Euler relation for extensive thermodynamic potentials

For an extensive fundamental relation U(S,V,N), Euler’s theorem gives U = TS − pV + μN (and multicomponent variants).

Euler relation for extensive thermodynamic potentials

Statement

Let a thermodynamic system be in thermodynamic equilibrium and admit a differentiable fundamental relation for the internal energy of the form $U=U(S,V,N)$ , where $S,V,N$ are extensive variables.
Assume $U$ is extensive, i.e. homogeneous of degree $1$ :

U(\lambda S,\lambda V,\lambda N)=\lambda\,U(S,V,N)\qquad(\lambda>0).

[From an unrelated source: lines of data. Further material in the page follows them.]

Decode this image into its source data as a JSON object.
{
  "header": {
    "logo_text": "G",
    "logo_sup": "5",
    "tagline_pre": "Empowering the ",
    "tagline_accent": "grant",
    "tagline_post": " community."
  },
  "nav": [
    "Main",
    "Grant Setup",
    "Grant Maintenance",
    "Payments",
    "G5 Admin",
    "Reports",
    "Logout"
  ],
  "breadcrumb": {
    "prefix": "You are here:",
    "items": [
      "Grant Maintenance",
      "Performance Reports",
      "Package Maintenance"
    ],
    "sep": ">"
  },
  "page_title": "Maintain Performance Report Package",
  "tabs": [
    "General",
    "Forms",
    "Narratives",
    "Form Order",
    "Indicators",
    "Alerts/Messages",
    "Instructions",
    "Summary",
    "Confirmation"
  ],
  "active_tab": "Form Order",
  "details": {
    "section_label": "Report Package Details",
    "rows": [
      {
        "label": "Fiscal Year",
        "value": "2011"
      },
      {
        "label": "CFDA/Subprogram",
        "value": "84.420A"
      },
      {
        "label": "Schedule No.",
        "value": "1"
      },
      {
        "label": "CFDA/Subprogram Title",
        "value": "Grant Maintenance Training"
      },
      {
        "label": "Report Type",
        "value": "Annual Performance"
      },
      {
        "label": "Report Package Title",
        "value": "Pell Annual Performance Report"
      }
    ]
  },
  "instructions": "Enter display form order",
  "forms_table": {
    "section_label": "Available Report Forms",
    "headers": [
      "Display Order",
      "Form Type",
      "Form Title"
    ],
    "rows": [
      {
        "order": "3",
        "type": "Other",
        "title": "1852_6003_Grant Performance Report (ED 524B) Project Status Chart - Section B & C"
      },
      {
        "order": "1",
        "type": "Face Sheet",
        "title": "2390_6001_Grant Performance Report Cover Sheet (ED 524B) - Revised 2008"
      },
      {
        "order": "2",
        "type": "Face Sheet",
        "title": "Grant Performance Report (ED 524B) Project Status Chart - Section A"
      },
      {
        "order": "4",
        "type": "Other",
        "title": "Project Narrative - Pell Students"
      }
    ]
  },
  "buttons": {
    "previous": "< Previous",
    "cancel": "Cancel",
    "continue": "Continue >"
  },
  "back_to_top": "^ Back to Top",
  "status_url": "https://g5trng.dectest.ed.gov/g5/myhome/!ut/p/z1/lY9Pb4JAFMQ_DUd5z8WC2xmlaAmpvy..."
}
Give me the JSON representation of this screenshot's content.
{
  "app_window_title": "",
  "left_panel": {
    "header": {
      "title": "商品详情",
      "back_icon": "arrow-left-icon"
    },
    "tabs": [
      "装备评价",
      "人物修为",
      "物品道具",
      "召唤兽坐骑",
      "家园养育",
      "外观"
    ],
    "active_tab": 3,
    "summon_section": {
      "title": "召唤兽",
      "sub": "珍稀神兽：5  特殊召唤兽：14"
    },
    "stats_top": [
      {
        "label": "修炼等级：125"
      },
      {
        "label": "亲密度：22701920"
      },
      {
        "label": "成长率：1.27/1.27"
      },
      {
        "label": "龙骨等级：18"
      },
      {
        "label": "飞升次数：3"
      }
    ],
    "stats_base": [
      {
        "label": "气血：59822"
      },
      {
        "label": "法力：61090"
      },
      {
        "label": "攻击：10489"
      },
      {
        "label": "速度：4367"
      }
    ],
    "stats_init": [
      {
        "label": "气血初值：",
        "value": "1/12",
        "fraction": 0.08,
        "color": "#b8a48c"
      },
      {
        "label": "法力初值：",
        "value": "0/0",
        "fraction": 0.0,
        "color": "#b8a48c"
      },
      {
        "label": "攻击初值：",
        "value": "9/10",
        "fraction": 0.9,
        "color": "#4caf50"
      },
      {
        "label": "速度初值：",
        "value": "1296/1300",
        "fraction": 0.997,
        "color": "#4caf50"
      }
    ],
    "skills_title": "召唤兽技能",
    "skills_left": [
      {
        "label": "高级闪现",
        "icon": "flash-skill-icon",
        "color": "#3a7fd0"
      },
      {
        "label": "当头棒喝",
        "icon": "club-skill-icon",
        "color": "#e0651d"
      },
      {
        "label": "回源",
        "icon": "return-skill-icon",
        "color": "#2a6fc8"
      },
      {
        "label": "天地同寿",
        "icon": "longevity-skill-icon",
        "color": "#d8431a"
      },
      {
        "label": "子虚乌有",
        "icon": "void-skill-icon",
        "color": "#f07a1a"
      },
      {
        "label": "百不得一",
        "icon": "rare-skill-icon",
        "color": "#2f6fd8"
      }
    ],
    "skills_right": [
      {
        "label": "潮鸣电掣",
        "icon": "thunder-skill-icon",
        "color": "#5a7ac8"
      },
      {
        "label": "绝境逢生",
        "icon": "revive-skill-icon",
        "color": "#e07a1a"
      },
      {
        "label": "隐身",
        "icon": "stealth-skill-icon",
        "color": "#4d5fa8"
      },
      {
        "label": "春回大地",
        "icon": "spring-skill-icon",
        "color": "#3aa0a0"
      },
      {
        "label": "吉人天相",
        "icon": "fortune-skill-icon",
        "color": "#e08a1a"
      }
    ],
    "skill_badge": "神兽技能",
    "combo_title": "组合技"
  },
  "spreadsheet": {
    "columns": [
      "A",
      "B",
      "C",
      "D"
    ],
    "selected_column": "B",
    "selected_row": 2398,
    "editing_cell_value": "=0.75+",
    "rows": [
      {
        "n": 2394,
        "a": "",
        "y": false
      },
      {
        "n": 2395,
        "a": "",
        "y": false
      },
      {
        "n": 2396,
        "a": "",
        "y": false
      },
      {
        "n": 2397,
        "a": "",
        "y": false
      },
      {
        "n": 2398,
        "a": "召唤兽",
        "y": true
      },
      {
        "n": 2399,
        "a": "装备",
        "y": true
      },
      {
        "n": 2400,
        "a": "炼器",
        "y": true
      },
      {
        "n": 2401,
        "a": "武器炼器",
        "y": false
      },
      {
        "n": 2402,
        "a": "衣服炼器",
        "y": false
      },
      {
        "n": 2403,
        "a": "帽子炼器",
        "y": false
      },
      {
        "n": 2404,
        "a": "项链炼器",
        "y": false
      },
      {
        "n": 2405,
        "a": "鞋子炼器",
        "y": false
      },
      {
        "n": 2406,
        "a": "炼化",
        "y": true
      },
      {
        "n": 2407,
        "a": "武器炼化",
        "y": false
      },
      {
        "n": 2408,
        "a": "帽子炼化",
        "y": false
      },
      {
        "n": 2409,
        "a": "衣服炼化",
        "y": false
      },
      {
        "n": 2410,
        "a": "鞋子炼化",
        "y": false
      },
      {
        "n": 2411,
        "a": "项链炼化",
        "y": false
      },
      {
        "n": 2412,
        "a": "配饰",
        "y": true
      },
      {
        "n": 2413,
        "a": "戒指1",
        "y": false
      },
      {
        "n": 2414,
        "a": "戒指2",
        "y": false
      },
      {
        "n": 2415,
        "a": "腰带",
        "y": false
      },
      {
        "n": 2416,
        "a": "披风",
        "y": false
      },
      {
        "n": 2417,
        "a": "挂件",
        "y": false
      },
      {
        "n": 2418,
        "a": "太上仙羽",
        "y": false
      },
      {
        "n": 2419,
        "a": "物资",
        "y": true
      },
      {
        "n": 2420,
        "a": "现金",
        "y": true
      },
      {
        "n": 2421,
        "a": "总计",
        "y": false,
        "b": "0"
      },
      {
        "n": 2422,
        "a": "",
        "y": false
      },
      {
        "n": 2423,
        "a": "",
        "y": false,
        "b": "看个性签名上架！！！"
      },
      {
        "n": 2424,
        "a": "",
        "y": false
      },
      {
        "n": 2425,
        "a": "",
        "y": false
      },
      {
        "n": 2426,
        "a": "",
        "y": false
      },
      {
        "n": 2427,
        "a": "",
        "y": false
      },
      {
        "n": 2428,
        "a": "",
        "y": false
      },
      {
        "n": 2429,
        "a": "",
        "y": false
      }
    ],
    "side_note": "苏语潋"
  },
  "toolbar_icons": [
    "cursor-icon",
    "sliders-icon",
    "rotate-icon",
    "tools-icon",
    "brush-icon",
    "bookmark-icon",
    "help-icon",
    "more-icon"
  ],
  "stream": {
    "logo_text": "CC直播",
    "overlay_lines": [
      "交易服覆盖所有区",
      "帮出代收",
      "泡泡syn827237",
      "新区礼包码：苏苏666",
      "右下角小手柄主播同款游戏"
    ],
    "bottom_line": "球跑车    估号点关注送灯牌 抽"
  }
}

Define the intensive variables in the usual way:

T=\left(\frac{\partial U}{\partial S}\right)_{V,N},\qquad p=-\left(\frac{\partial U}{\partial V}\right)_{S,N},\qquad \mu=\left(\frac{\partial U}{\partial N}\right)_{S,V}.

Then the Euler relation holds:

U = TS - pV + \mu N.

More generally, for a multicomponent system with $N=(N_1,\dots,N_r)$ and chemical potentials $\mu_i$ , one has

U = TS - pV + \sum_{i=1}^r \mu_i N_i.

Key hypotheses

A well-defined thermodynamic state in equilibrium with differentiable $U(S,V,N)$ .
Extensivity (first-order homogeneity) of $U$ in the extensive variables.
Standard identifications of $T,p,\mu$ as partial derivatives (see temperature , pressure , chemical potential ).

Conclusions

The internal energy decomposes into intensive–extensive pairings: $U=TS-pV+\mu N$ (or the multicomponent sum).
Differentiating the Euler relation and comparing with the first law yields the Gibbs–Duhem theorem .

Proof idea / significance

This is an application of Euler’s theorem for homogeneous functions: if $U$ is differentiable and homogeneous of degree $1$ , then

U = S\frac{\partial U}{\partial S}+V\frac{\partial U}{\partial V}+N\frac{\partial U}{\partial N}.

Substituting the thermodynamic identifications of the derivatives gives $U=TS-pV+\mu N$ . Conceptually, the theorem encodes extensivity (scaling with system size) and is the starting point for intensive-variable constraints (Gibbs–Duhem) and for Legendre duality between thermodynamic potentials.